Racial and ethnic discrimination in mortgage lending may be misrepresented by flawed denial metrics that suggest a larger gap between white and black and Hispanic denial rates than what actually exists, according to the Urban Institute.
Traditional mortgage denial metrics, based on analyses of Home Mortgage Disclosure Act data, may not accurately depict denial rates because they fail to account for consumer creditworthiness. Because the metrics cannot maintain that equally qualified borrowers of varying backgrounds are being treated differently, they can’t be trusted as evidence of discrimination, Urban Institute researchers Laurie Goodman and Bing Bai wrote in a recent report.
The observed denial rate, which is the traditional method used for measuring mortgage denial rates, divides the number of denied applicants by the total number of mortgage applications. According to this method, the mortgage denial rate for black families is double that of whites.
Using its own method, called the “real denial rate,” the Urban Institute determined that the difference in denial rates between the two races was not as “alarmingly high” as the observed denial rate metric portrayed it to be.
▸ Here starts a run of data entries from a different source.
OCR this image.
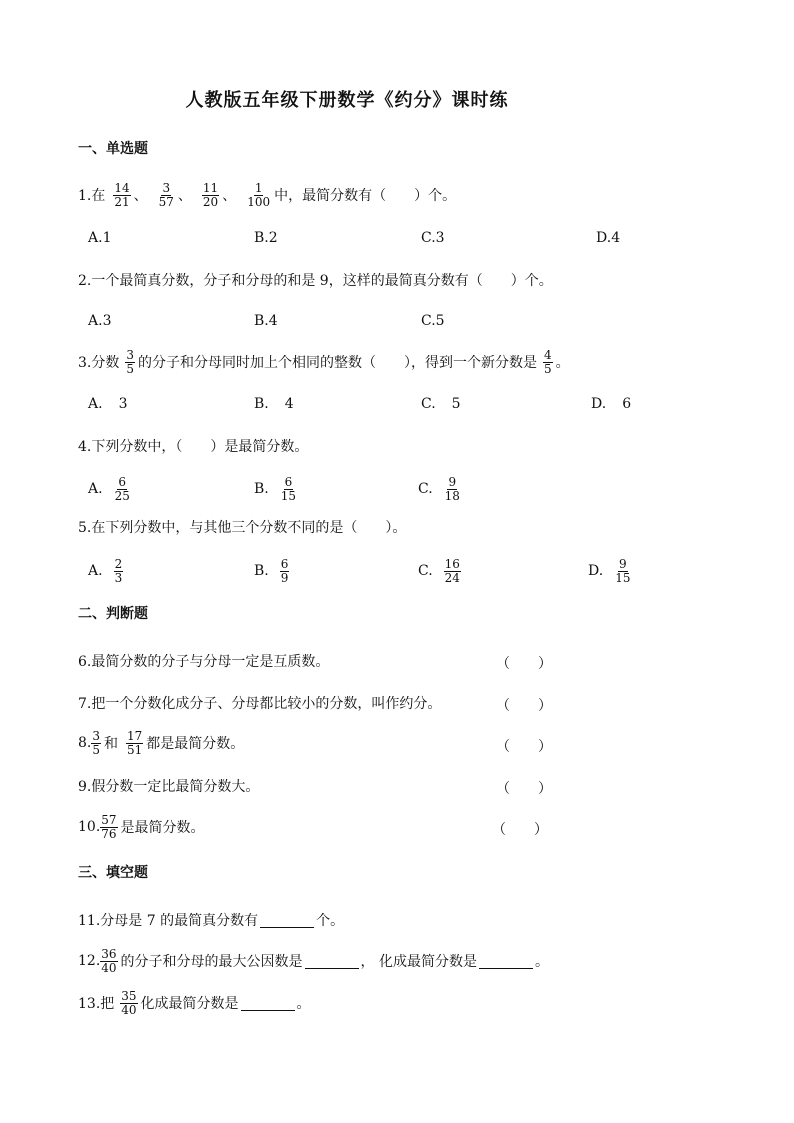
人教版五年级下册数学《约分》课时练
一、单选题
1.在 $\frac{14}{21}$ 、 $\frac{3}{57}$ 、 $\frac{11}{20}$ 、 $\frac{1}{100}$ 中，最简分数有（　　）个。
A. 1	B. 2	C. 3	D. 4
2.一个最简真分数，分子和分母的和是 9，这样的最简真分数有（　　）个。
A. 3	B. 4	C. 5
3.分数 $\frac{3}{5}$ 的分子和分母同时加上个相同的整数（　　），得到一个新分数是 $\frac{4}{5}$ 。
A. 3	B. 4	C. 5	D. 6
4.下列分数中，（　　）是最简分数。
A. $\frac{6}{25}$	B. $\frac{6}{15}$	C. $\frac{9}{18}$
5.在下列分数中，与其他三个分数不同的是（　　）。
A. $\frac{2}{3}$	B. $\frac{6}{9}$	C. $\frac{16}{24}$	D. $\frac{9}{15}$
二、判断题
6.最简分数的分子与分母一定是互质数。	（　　）
7.把一个分数化成分子、分母都比较小的分数，叫作约分。	（　　）
8. $\frac{3}{5}$ 和 $\frac{17}{51}$ 都是最简分数。	（　　）
9.假分数一定比最简分数大。	（　　）
10. $\frac{57}{76}$ 是最简分数。	（　　）
三、填空题
11.分母是 7 的最简真分数有	个。
12. $\frac{36}{40}$ 的分子和分母的最大公因数是	， 化成最简分数是	。
13.把 $\frac{35}{40}$ 化成最简分数是	。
“Proving the presence or absence of discrimination is difficult, but using the observed denial rate as a measure of discrimination is misleading. The real denial rate, though it has limitations of its own, paints a clearer picture and highlights the need for greater exploration of the large differences in credit profiles among different racial and ethnic groups,” said an Urban Institute report.
The organization’s method separates owner-occupied purchase borrowers into two groups — higher credit profile applicants (strong candidates with virtually no chance of denial) and lower credit profile applicants (weaker candidates with some chance of denial) — and then compares the number of denials to the number of lower credit profile applicants, according to the organization.
Putting the methods to the test, observed denial rates for black households are 2 times that of whites, 1.4 times that of Hispanics and 1.2 times that of Asians, while real denial rates suggest the denial rate for blacks is only 1.2 times that of whites, and 1.1 and 1.4 times that of Hispanics and Asians, respectively.
While differences still exist between races, the gaps are considerably smaller, which can help policymakers more better confront issues in the industry.
“Mortgage discrimination shown by the real denial rate arms policymakers with a more accurate and powerful tool to understand and address current problems in the housing market,” according to the Urban Institute.
The black homeownership rate has dropped more than any other group since 2001, falling 5% compared to 1% for whites. The homeownership rate has since grown for Hispanics.
The Urban Institute’s analysis illustrates “how the generally lower credit scores among blacks and Hispanics borrowers is a significant factor in their higher denial rates. Policy solutions need to focus on this disparity,” according to the organization.
While the Urban Institute’s method helps account for applicant creditworthiness, it still requires the simplification of complex data and trends; it analyzes credit scores, loan-to-value ratios, debt-to-income ratios and product and documentation types, but does not consider income or income variability because the organization only has access to DTI, according to the Urban Institute.
Likewise, while the analysis offers a more thorough examination of HMDA data, there’s no way for the loan data to shed light on the broader socioeconomic factors that contribute to credit profile differences between racial groups.